20 de novembro de 2012

os profissionais da desordem

Nós queremos acreditar que tudo vai correr pelo melhor. É a nossa característica de povo pacato e sereno. Torna-se, porém, mais difícil a cada dia que passa.

Ontem ouvi o nosso Ministro da Defesa confirmar o total autismo de quem nos gover
na. Repetiu o que já tinha dito no dia da apresentação do orçamento. Segundo ele, o governo bem quer cortar na despesa pública, apenas o Tribunal Constitucional não o permite. Tal afirmação devia faze-lo corar de vergonha e a nós gritar de raiva.

Obviamente que o Tribunal Constitucional não é nunca um entrave à governação. Excepto para aqueles que advogam a tal 'suspensão da democracia'. O poder judicial é independente e ainda bem que o é. Ao governo compete cumprir a lei e aos tribunais verificar o seu cumprimento. É chato cumprir a lei? Às vezes é e basta lembrar a sarna que vai ser cumprir a lei do Orçamento de 2013.

É muito grave um governante dizer isto. Mas não fica, infelizmente, por aqui. No mesmo testemunho, Aguiar-Branco afirma que sempre foi intenção do governo cortar na despesa e foi o Tribunal Constitucional que obrigou a cortar na receita. E aqui há outra claríssima indignidade.

Este governo disse, repetiu, reafirmou, gritou a plenos pulmões, em campanha eleitoral que não iria aumentar impostos e que nunca cortaria nos subsídios. O que vemos é que afinal era essa a ideia de corte de despesa de quem foi eleito. Cortar nos subsídios era a solução e esta solução nunca foi legitimada nas urnas. 


É um problema que se arrasta há muitos anos, mas que se agravou exponencialmente desde os governos de Sócrates. Não é possível continuarmos a permitir que quem nos representa minta e iluda. É a nossa vida que está em jogo e todos os dias ficamos um pouco mais pobres. Literalmente. De espírito e carteira. A maior parte das pessoas nem questiona o que ouve. Manda umas bocas, mas depois não perde dois segundos a pensar sobre isso. Só assim se pode justificar as escandalosas sondagens da passada semana.

Dia após dia, uma nova notícia agrava tudo mais um pouco. Um dia, talvez não muito distante, todos vão perceber. E aí é capaz de não dar para responsabilizar meia dúzia de arruaceiros.

14 de novembro de 2012

do que estavam à espera?


estes distúrbios não são o resultado de 'profissionais da desordem'. eles estão lá? estão por certo. mas o equívoco é ninguém perguntar o que os leva lá. e esse equívoco é cínico e deliberado.
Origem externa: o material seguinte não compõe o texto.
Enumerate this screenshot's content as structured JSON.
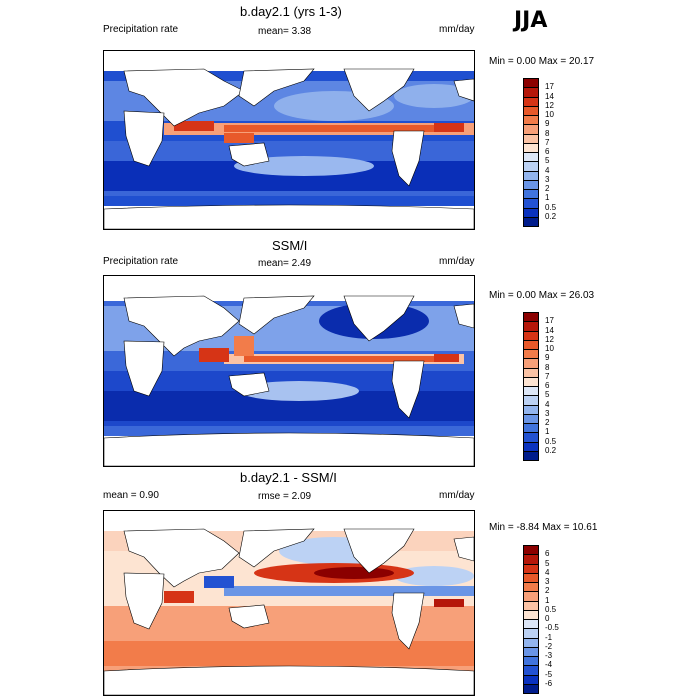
{
  "season": "JJA",
  "panels": [
    {
      "title": "b.day2.1 (yrs 1-3)",
      "left_label": "Precipitation rate",
      "center_label": "mean=   3.38",
      "units": "mm/day",
      "minmax": "Min =   0.00 Max =  20.17"
    },
    {
      "title": "SSM/I",
      "left_label": "Precipitation rate",
      "center_label": "mean=   2.49",
      "units": "mm/day",
      "minmax": "Min =   0.00 Max =  26.03"
    },
    {
      "title": "b.day2.1 - SSM/I",
      "left_label": "mean =   0.90",
      "center_label": "rmse =   2.09",
      "units": "mm/day",
      "minmax": "Min =  -8.84 Max =  10.61"
    }
  ],
  "colorbars": {
    "precip": {
      "labels": [
        "17",
        "14",
        "12",
        "10",
        "9",
        "8",
        "7",
        "6",
        "5",
        "4",
        "3",
        "2",
        "1",
        "0.5",
        "0.2"
      ],
      "colors": [
        "#8b0000",
        "#b5170a",
        "#d63416",
        "#e8592a",
        "#f27c4a",
        "#f7a079",
        "#fbc3a5",
        "#fde4d2",
        "#dde7f7",
        "#bcd2f4",
        "#93b5ee",
        "#6a95e6",
        "#4174dd",
        "#2352d2",
        "#0a32bf",
        "#001c8c"
      ]
    },
    "diff": {
      "labels": [
        "6",
        "5",
        "4",
        "3",
        "2",
        "1",
        "0.5",
        "0",
        "-0.5",
        "-1",
        "-2",
        "-3",
        "-4",
        "-5",
        "-6"
      ],
      "colors": [
        "#8b0000",
        "#b5170a",
        "#d63416",
        "#e8592a",
        "#f27c4a",
        "#f7a079",
        "#fbc3a5",
        "#fde4d2",
        "#dde7f7",
        "#bcd2f4",
        "#93b5ee",
        "#6a95e6",
        "#4174dd",
        "#2352d2",
        "#0a32bf",
        "#001c8c"
      ]
    }
  }
}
os sindicatos não dão, de momento, resposta às pretensões de quem protesta. tenho assistido a isto semana após semana. levam os cartazes, altifalantes, discursos, coletes, mas, invariavelmente, chega à hora de fecho do expediente e viram as costas. agem assim de propósito? provavelmente, pois uma das funções que têm é precisamente assegurar a ordem dos protestos e ao virarem as costas magnificam a sua necessidade.

ora o problema é em parte este. quem lá permanece não tem horário. muitas vezes nem tem trabalho. e sentem-se abandonados, sem voz. protestam, uma e outra vez, e o que ouvem é um enorme silêncio. quem governa não quer saber. nem percebe tão pouco o que os motiva. e quem momentos antes os acompanhava também não.

é este o desespero. e a ele se soma o cinismo da classe média que ainda pouco ou nada perdeu. essa gosta de protestar, mas não vai lá, não se faz ouvir. e mais uma vez fica o abandono. e este até soa a traição, pois quando os ânimos se exaltam, a reacção desta classe média é condená-los. rotula-os, isola-os. e ainda mais sozinhos se sentem.

por isso não gosto de ouvir este discurso. já lá estive. são pessoas normais, como vocês ou eu. apenas mais desesperadas. ou nem isso. apenas desligadas dos outros, pois como nada têm a perder, nem se preocupam com o que os outros deles pensam.

uma coisa tenho dito dia após dia. detesto violência. nunca para ela contribuí. mas hoje e por todos estes dias, se me pedirem para escolher um lado, eu escolho. e serei mais um dos desordeiros.

os motivos deles eu percebo bem. o que eu não percebo é quem nada faz e quem critica confortavelmente na segurança que ainda tem.

percebam. não custa mesmo nada. os protestos eram pacíficos. e para que serviram? a surdez tem estas consequências. um governo não serve para nada se não ouve aqueles que governa. e quanto menos ouve, mais encurrala quem protesta. isto é simples. é só deixarem o vosso conforto.

para a próxima não rotulem. apareçam. vão ver que tudo será mais calmo.